There are virtually no limits on how you want to spend the money from the sale. Besides, selling a note can be faster and more seamless than a regular mortgage deal.

How can I determine the market value?

As discussed earlier, you won’t sell the mortgage note at its principal price. Still, you’re guaranteed a large offer if all checks out.

Here are several factors driving your real estate note’s market value:

  • -Borrower’s credit rating.
  • -Payment history.
  • -Clean title.
  • -Amortization details (payment schedule, interest rate, amount, etc.).
  • -Mortgage term duration.
  • -Downpayment paid by the borrower.

If you can’t find the information above, kindly check them on your promissory note and deed of trust.

How can I find the right real estate note buyer?

Browsing the market for potential note buyers can be daunting. But with the proper knowledge, market condition, and mortgage partner, you can quickly identify potential buyers and up your chances of spotting the perfect match. Here are surefire ways to find the perfect buyer for your note:

Step 1: Determine and verify your note’s market value

Knowing how much your note is worth will help you find interested buyers. We recommend checking all relevant points, such as the remaining balance, interest rate, and the borrower’s creditworthiness.

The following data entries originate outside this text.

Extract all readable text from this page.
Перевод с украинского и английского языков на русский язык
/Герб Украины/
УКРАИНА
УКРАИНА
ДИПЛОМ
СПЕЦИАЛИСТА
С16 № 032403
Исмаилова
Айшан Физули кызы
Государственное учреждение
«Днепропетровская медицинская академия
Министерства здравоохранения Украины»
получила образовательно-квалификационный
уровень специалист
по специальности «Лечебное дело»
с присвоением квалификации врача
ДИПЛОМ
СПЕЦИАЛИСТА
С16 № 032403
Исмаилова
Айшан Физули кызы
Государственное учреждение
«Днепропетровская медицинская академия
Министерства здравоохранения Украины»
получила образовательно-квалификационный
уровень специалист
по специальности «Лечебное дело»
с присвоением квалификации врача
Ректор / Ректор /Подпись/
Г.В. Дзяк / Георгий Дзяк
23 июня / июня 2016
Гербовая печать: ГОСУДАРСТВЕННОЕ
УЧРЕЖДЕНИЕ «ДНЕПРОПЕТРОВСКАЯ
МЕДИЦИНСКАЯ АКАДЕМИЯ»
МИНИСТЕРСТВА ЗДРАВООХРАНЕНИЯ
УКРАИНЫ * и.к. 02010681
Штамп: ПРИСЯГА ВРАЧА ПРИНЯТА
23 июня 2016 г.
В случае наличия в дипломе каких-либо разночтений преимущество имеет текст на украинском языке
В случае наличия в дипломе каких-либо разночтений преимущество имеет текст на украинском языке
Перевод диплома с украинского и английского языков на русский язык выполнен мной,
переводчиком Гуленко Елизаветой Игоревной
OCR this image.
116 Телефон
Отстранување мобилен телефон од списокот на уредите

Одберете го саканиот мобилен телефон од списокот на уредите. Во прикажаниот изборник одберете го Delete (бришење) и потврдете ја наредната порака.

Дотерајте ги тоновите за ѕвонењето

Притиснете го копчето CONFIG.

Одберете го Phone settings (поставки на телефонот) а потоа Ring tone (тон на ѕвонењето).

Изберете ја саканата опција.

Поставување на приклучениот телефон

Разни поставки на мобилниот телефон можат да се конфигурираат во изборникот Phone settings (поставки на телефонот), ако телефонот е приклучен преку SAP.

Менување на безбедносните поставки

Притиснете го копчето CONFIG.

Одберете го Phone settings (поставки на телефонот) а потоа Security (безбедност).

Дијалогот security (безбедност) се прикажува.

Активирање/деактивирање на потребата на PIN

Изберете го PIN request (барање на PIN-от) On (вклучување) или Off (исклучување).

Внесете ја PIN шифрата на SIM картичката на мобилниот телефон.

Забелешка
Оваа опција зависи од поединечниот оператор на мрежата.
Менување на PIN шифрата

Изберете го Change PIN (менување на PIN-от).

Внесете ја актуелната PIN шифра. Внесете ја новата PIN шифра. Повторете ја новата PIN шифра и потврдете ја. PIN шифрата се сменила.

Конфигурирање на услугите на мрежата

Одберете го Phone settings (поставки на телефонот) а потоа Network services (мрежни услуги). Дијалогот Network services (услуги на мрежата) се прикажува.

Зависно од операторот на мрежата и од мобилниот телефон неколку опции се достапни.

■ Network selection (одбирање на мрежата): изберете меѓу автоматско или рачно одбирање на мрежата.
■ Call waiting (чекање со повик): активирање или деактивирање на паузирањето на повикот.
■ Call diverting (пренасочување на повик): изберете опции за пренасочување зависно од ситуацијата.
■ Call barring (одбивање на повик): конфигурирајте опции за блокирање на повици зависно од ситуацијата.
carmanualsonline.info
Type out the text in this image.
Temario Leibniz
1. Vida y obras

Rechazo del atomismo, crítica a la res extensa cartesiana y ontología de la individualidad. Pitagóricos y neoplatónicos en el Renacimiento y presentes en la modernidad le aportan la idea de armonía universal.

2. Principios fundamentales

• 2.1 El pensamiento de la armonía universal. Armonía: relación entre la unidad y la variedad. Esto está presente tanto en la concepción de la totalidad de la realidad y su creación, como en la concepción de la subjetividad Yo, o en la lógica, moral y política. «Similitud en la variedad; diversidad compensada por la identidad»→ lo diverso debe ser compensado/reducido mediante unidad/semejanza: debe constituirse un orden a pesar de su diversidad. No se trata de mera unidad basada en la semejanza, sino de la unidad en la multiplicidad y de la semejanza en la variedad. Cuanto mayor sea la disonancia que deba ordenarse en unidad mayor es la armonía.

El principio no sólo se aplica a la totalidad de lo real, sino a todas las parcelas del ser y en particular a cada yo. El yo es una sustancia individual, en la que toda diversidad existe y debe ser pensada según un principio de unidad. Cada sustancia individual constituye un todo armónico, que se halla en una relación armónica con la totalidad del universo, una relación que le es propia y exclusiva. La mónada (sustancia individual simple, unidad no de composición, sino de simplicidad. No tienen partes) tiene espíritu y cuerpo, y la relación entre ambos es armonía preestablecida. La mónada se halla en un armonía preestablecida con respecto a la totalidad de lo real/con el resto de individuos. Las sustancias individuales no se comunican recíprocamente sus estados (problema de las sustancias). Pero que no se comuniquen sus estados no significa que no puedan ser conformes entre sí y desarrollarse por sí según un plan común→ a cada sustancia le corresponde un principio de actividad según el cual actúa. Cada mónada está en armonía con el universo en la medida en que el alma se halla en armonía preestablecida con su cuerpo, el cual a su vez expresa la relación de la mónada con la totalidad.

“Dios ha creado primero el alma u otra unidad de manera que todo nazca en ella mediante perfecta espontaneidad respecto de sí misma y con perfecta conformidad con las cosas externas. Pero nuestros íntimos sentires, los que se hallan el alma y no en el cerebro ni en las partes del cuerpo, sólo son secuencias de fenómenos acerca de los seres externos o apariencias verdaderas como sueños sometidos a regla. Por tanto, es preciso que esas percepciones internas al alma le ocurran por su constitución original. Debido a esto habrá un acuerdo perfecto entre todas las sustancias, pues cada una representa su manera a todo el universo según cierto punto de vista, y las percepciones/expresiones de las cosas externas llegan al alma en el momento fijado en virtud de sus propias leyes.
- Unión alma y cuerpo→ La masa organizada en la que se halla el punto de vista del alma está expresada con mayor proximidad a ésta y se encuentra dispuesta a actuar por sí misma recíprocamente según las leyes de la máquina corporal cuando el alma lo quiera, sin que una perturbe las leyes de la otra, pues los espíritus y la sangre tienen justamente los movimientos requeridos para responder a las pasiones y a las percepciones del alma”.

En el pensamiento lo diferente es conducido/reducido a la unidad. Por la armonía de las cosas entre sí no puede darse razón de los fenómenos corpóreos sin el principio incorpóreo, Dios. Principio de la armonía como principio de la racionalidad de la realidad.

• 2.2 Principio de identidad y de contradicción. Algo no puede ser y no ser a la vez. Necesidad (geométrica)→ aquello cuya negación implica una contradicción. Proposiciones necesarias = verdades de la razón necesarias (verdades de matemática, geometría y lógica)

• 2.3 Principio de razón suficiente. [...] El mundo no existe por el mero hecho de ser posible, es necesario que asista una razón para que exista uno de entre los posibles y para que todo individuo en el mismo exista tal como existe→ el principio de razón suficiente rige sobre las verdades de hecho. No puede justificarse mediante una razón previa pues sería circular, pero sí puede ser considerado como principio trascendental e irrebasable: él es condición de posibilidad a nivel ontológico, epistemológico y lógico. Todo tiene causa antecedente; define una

Step 2: Look for potential buyers

After knowing how much your note is worth, it’s time to head out and scout for potential note buyers. These can be individuals, entities, companies, and investors who buy notes for a living.

Step 3: Reach out to potential buyers

After selecting a potential buyer to pitch your real estate note, you should call them or pay a visit and pitch your real estate note, including all necessary information. Inform them about the note’s balance, interest rate, and payment schedule.

Step 4: Negotiate terms

Once your buyers respond with their offers, scour through each one, review each point, and negotiate the payment terms so you don’t lose the high ground.

Step 5: Seal the deal

Once everything has been reviewed, discussed, and agreed upon, it’s time to work with a real estate attorney or title company to close the sale and transfer the ownership to your buyer.

Evaluating your asset value, preparing the documents, looking for buyers, and negotiating with big entities can be daunting for most sellers. That’s where an experienced and qualified mortgage broker comes into the picture.

Summing up

Selling a real estate note can benefit individuals who want to receive a lump sum of cash quickly, instead of waiting for the entire note term to receive payments. It can also provide liquidity for investments, help with debt reduction or allow for diversification of one's portfolio.

Evaluating the property and considering factors such as property equity, credit score, and payment history can also help you get the best price for the note.